1•app-neosoma•50m ago
Hi HN,

I’m exploring an idea that has been stuck in my head for months, and I would love your feedback.

Today, wearables give us tons of numbers : HRV, stress, sleep stages, recovery, resting HR, energy… But very few people actually understand what these metrics mean for their body and their day-to-day decisions.

What I’m working on is a simple concept:

An AI that acts as an “interface” between you and your body - it reads your wearable data - and translates it into clear, human language.

Instead of charts and scores, it would tell you things like: • “Your body is under tension today” • “Good energy window this morning” • “Recovery is low, take it slow” • “Stress slightly elevated this afternoon”

And you could even ask it questions like: “Why do I feel tired today?” “Should I push or rest?” “What is my body reacting to?” And it would answer based on your own signals.

Before going further, I’m trying to understand whether people actually want this, whether they find their current data confusing, or whether a “translator for the body” would be helpful.

So I made a very short survey (<3 min): https://forms.gle/Rwo7RcipgNtbubWw6

If you use an Apple Watch, Oura, Whoop, Garmin, Fitbit, anything… your feedback would help me tremendously.

Thank you HN, your insights have always been gold.

Comments

EmanuelB•15m ago
Samsung did something similar 10 years ago with their phones that had a pulsoximeter sensor. It could show on some scale between 0-100 how stressed you was and compare that to previous days. Probably more useful for most people than raw values for many kinds of data.
gogurt2000•14m ago
If you pursue this, be aware that consumers are tired of AI and don't believe it works well. You need to show that it's "insights" are reliable, accurate, and useful.

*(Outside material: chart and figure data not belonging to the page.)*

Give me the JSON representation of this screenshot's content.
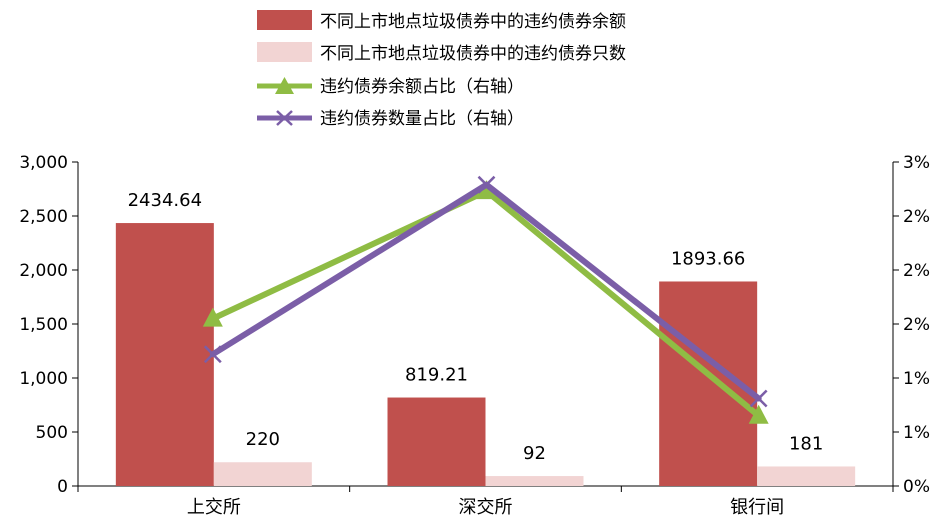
{
  "chart_data": {
    "type": "bar",
    "categories": [
      "上交所",
      "深交所",
      "银行间"
    ],
    "series": [
      {
        "name": "不同上市地点垃圾债券中的违约债券余额",
        "kind": "bar",
        "axis": "left",
        "color": "#c0504d",
        "values": [
          2434.64,
          819.21,
          1893.66
        ],
        "labels": [
          "2434.64",
          "819.21",
          "1893.66"
        ]
      },
      {
        "name": "不同上市地点垃圾债券中的违约债券只数",
        "kind": "bar",
        "axis": "left",
        "color": "#f2d4d3",
        "values": [
          220,
          92,
          181
        ],
        "labels": [
          "220",
          "92",
          "181"
        ]
      },
      {
        "name": "违约债券余额占比（右轴）",
        "kind": "line",
        "axis": "right",
        "color": "#8fbc44",
        "marker": "triangle",
        "values": [
          0.0155,
          0.0273,
          0.0065
        ]
      },
      {
        "name": "违约债券数量占比（右轴）",
        "kind": "line",
        "axis": "right",
        "color": "#7b5ea7",
        "marker": "x",
        "values": [
          0.0122,
          0.0279,
          0.0081
        ]
      }
    ],
    "y_left": {
      "ylim": [
        0,
        3000
      ],
      "ticks": [
        0,
        500,
        1000,
        1500,
        2000,
        2500,
        3000
      ],
      "tick_labels": [
        "0",
        "500",
        "1,000",
        "1,500",
        "2,000",
        "2,500",
        "3,000"
      ]
    },
    "y_right": {
      "ylim": [
        0,
        0.03
      ],
      "ticks": [
        0,
        0.005,
        0.01,
        0.015,
        0.02,
        0.025,
        0.03
      ],
      "tick_labels": [
        "0%",
        "1%",
        "1%",
        "2%",
        "2%",
        "2%",
        "3%"
      ]
    },
    "legend_position": "top-center",
    "grid": false
  }
}
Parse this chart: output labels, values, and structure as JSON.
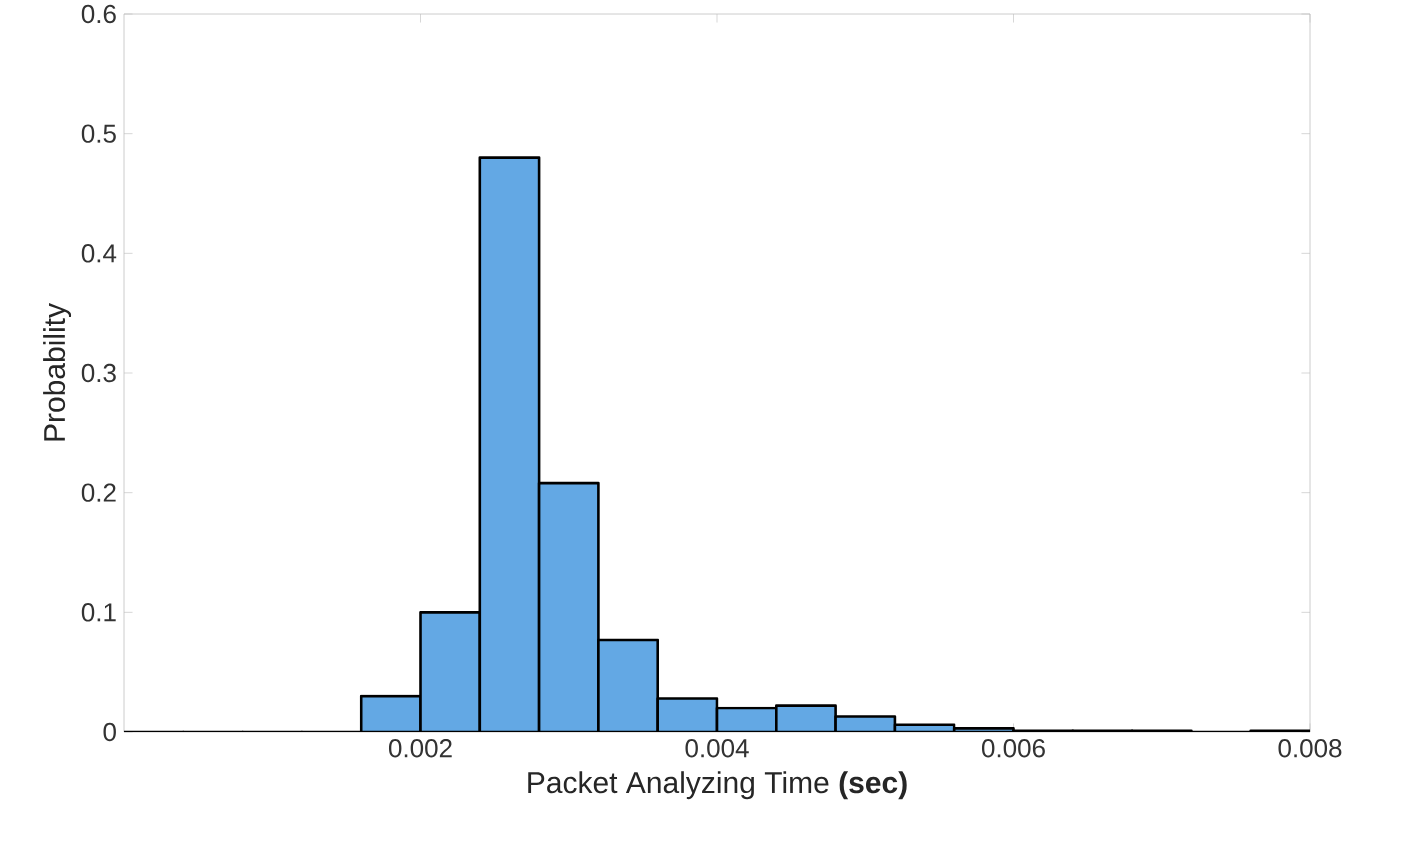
{
  "chart_data": {
    "type": "histogram",
    "xlabel": "Packet Analyzing Time **(sec)**",
    "ylabel": "Probability",
    "bins": [
      0,
      0.0004,
      0.0008,
      0.0012,
      0.0016,
      0.002,
      0.0024,
      0.0028,
      0.0032,
      0.0036,
      0.004,
      0.0044,
      0.0048,
      0.0052,
      0.0056,
      0.006,
      0.0064,
      0.0068,
      0.0072,
      0.0076,
      0.008
    ],
    "values": [
      0,
      0,
      0,
      0,
      0.03,
      0.1,
      0.48,
      0.208,
      0.077,
      0.028,
      0.02,
      0.022,
      0.013,
      0.006,
      0.003,
      0.001,
      0.001,
      0.001,
      0,
      0.001
    ],
    "color": "#63a8e4",
    "xlim": [
      0,
      0.008
    ],
    "ylim": [
      0,
      0.6
    ],
    "xticks": [
      0.002,
      0.004,
      0.006,
      0.008
    ],
    "yticks": [
      0,
      0.1,
      0.2,
      0.3,
      0.4,
      0.5,
      0.6
    ],
    "grid": false
  }
}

If you're stuck in traffic, stressed out because you're running late, do you think it's helpful to have a notification on your phone pop up and tell you "Stress slightly elevated this afternoon"? Do you think the AI could suggest solutions that the user won't be upset to see ("Try to relax with a breathing exercise...")?

If you ask it "Why do I feel tired today?" do you think it's helpful to get a chatGPT response listing bullet point reasons for people commonly being tired? You already know if you didn't get enough sleep, slept poorly, are burnt out, skipped a meal, haven't been exercising regularly, are recovering from a recent workout, are recovering from illness, or haven't been drinking enough water. Can the data collected actually identify a specific cause? Can the AI then suggest a specific, actionable solution?